Taibbi’s article is well worth reading in full.

Will the Justice Department prosecute? Don’t hold your breath. Starting with Bill Clinton, there has been a continuous bipartisan sellout to Wall Street and I don’t expect anything more from Obama. What I predict will happen is that if the rest of the major media raise a fuss about this report (which itself has a low probability given the media’s alliance with the oligarchy), then the Justice Department might be forced to look as if it is doing something. They will open a highly publicized investigation, then strike a deal with Goldman Sachs to have them pay a fine which will seem like a lot to us (say a few hundred million dollars) but will be peanuts to Goldman which will look on it as just the cost of doing business.

But no one will go to jail and there the matter will end.

The Lewin subcommittee’s hearings figured prominently in the wonderful documentary Inside Job that I reviewed two weeks ago. The producers of that documentary received Academy Awards for it in February and what they said on that occasion pretty much sums up the corrupt nature of US politics.

Forcing foster children to shop at only second hand stores

The attempts to stigmatize the poor continue apace. I wrote earlier about the move to give welfare recipients their allocation via orange debit cards so that everyone would know they were on welfare. Now a Michigan legislator wants to ban foster children from using that state’s $80 per year clothing allowance to buy any new clothing item. Instead the clothing vouchers could only be redeemed at second hand stores.

There is nothing intrinsically bad about buying used clothes or any other item. I would guess that almost all people have done so. It is the idea of forcing poor people to have only that option, that new things are too good for them and they do not deserve them, that makes me find such stories revolting. What kinds of people spend their time thinking up such things?

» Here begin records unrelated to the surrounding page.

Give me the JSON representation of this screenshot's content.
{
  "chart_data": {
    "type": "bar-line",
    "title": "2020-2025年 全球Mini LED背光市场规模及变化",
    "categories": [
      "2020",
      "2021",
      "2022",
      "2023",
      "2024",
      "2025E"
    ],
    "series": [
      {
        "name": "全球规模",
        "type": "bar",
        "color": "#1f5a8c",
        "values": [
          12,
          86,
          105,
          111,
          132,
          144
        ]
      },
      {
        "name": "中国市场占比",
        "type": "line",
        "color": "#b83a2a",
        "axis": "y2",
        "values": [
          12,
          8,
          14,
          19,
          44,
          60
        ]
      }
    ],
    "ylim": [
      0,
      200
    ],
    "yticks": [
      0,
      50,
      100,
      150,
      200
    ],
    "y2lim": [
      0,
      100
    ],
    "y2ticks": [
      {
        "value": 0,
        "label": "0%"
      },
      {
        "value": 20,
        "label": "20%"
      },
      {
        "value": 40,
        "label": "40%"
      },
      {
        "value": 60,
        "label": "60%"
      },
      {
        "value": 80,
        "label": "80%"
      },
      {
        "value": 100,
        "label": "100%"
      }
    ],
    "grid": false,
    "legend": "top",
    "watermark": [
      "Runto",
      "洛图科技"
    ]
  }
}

Maybe they will next give poor people permits that allow them to get their food from dumpsters.

Everyone thinks they are in the middle class

One of the enduring puzzles is why so many poor and middle class people are so supportive of policies that benefit only the rich. The often cited reasons are that these people are either stupid or that they have a fantasy that they will be very rich someday and are protecting their future interests.

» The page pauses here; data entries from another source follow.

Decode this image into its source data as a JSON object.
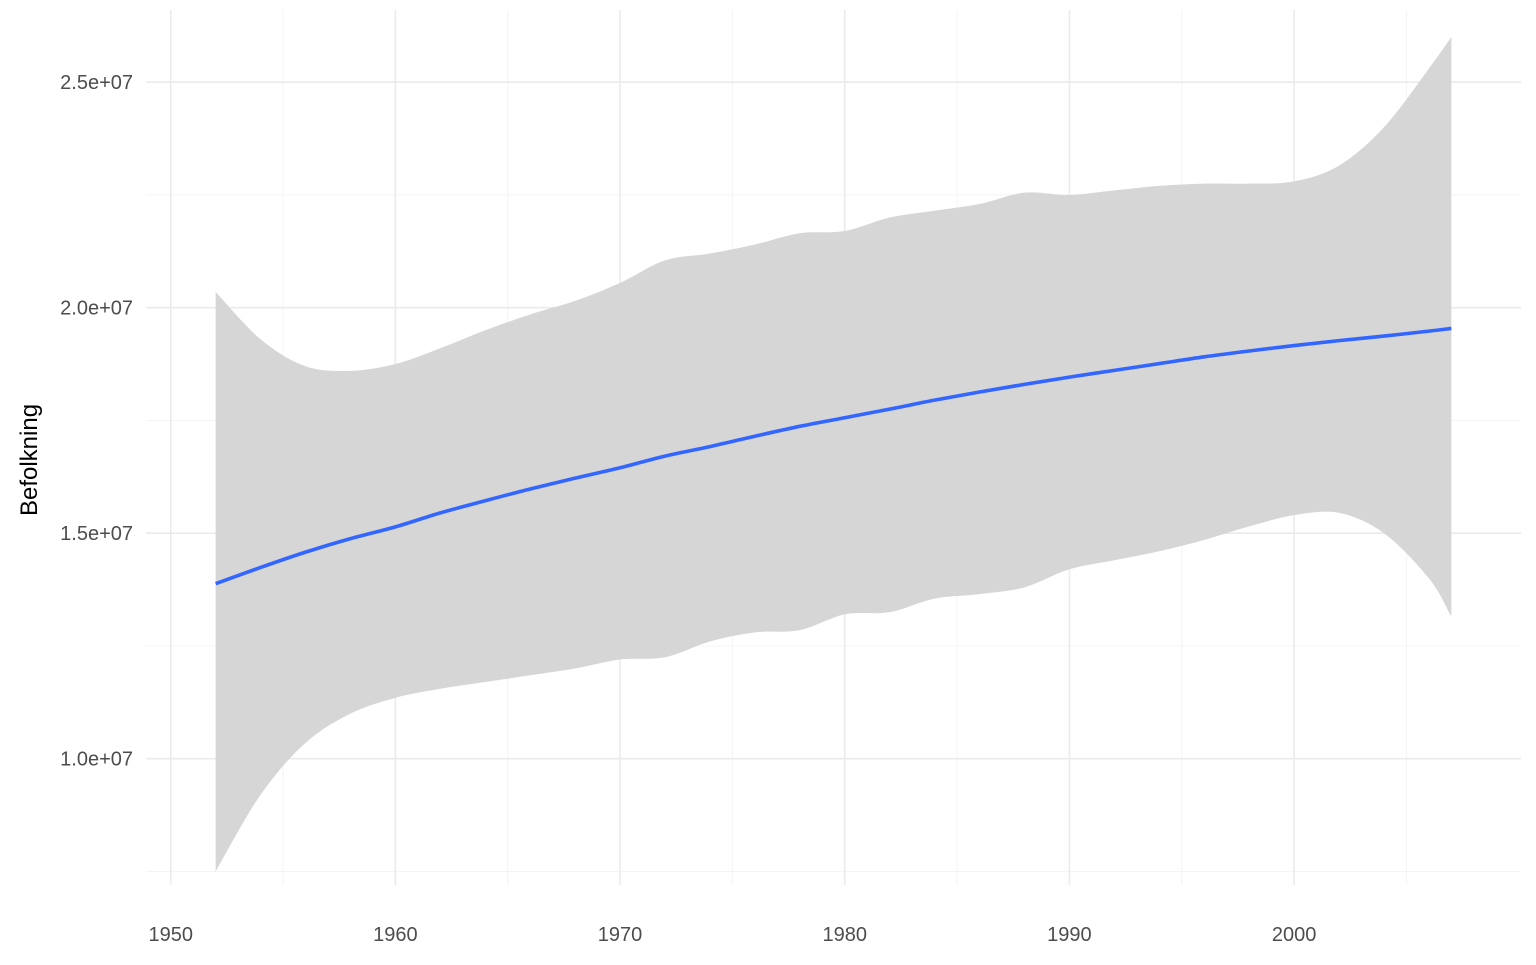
{
  "chart_data": {
    "type": "line",
    "title": "",
    "xlabel": "",
    "ylabel": "Befolkning",
    "xlim": [
      1948.9,
      2010.1
    ],
    "ylim": [
      7200000,
      26600000
    ],
    "x_ticks": [
      1950,
      1960,
      1970,
      1980,
      1990,
      2000
    ],
    "x_tick_labels": [
      "1950",
      "1960",
      "1970",
      "1980",
      "1990",
      "2000"
    ],
    "x_minor_ticks": [
      1955,
      1965,
      1975,
      1985,
      1995,
      2005
    ],
    "y_ticks": [
      10000000,
      15000000,
      20000000,
      25000000
    ],
    "y_tick_labels": [
      "1.0e+07",
      "1.5e+07",
      "2.0e+07",
      "2.5e+07"
    ],
    "y_minor_ticks": [
      7500000,
      12500000,
      17500000,
      22500000
    ],
    "grid": true,
    "legend": "none",
    "series": [
      {
        "type": "smooth",
        "color": "#3366ff",
        "band_color": "#d6d6d6",
        "x": [
          1952,
          1954,
          1956,
          1958,
          1960,
          1962,
          1964,
          1966,
          1968,
          1970,
          1972,
          1974,
          1976,
          1978,
          1980,
          1982,
          1984,
          1986,
          1988,
          1990,
          1992,
          1994,
          1996,
          1998,
          2000,
          2002,
          2004,
          2006,
          2007
        ],
        "y": [
          13880000,
          14240000,
          14580000,
          14880000,
          15140000,
          15450000,
          15720000,
          15980000,
          16220000,
          16450000,
          16710000,
          16920000,
          17150000,
          17370000,
          17560000,
          17750000,
          17950000,
          18130000,
          18300000,
          18460000,
          18610000,
          18760000,
          18910000,
          19040000,
          19160000,
          19270000,
          19370000,
          19480000,
          19540000
        ],
        "ymin": [
          7500000,
          9200000,
          10350000,
          11000000,
          11350000,
          11550000,
          11700000,
          11850000,
          12000000,
          12200000,
          12250000,
          12600000,
          12800000,
          12850000,
          13200000,
          13250000,
          13550000,
          13650000,
          13800000,
          14200000,
          14400000,
          14600000,
          14850000,
          15150000,
          15400000,
          15450000,
          15000000,
          14000000,
          13150000
        ],
        "ymax": [
          20350000,
          19300000,
          18700000,
          18600000,
          18750000,
          19100000,
          19500000,
          19850000,
          20150000,
          20550000,
          21050000,
          21200000,
          21400000,
          21650000,
          21700000,
          22000000,
          22150000,
          22300000,
          22550000,
          22500000,
          22600000,
          22700000,
          22750000,
          22750000,
          22800000,
          23150000,
          24000000,
          25300000,
          26000000
        ]
      }
    ]
  }
}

But via Kevin Drum, I heard about a new study that suggests another reason, which is that people have a highly distorted idea about where they themselves stand in the economic pecking order. The study asked people in Argentina in the ten income deciles to rank themselves as to which decile they thought they were in. “They found that everyone thought they were basically middle class. Poor people consistently overestimated their rank, and rich people consistently underestimated their rank.”

Why is this? “The authors suggest that this misperception may be related to the types of people respondents interact with, and therefore use as a reference point. If you’re mostly exposed to people earning about as much as you, you’re likely to think your earnings are average.”

The solution? Make people better aware of their true position. “In the Argentina study, for example, respondents were eventually informed about whether their own rankings estimates were too high or too low. This news changed people’s policy attitudes. People who thought they were relatively richer than they actually were started to demand higher levels of income redistribution when told they were actually relatively poor.”

These results are consistent with a study done in the US that I wrote about late last year which showed that people here think that wealth is more equitably distributed than it really is.

William Cohan on The Daily Show

He discusses his new book Money and Power: How Goldman Sachs Came to Rule the World. The title pretty much says it all.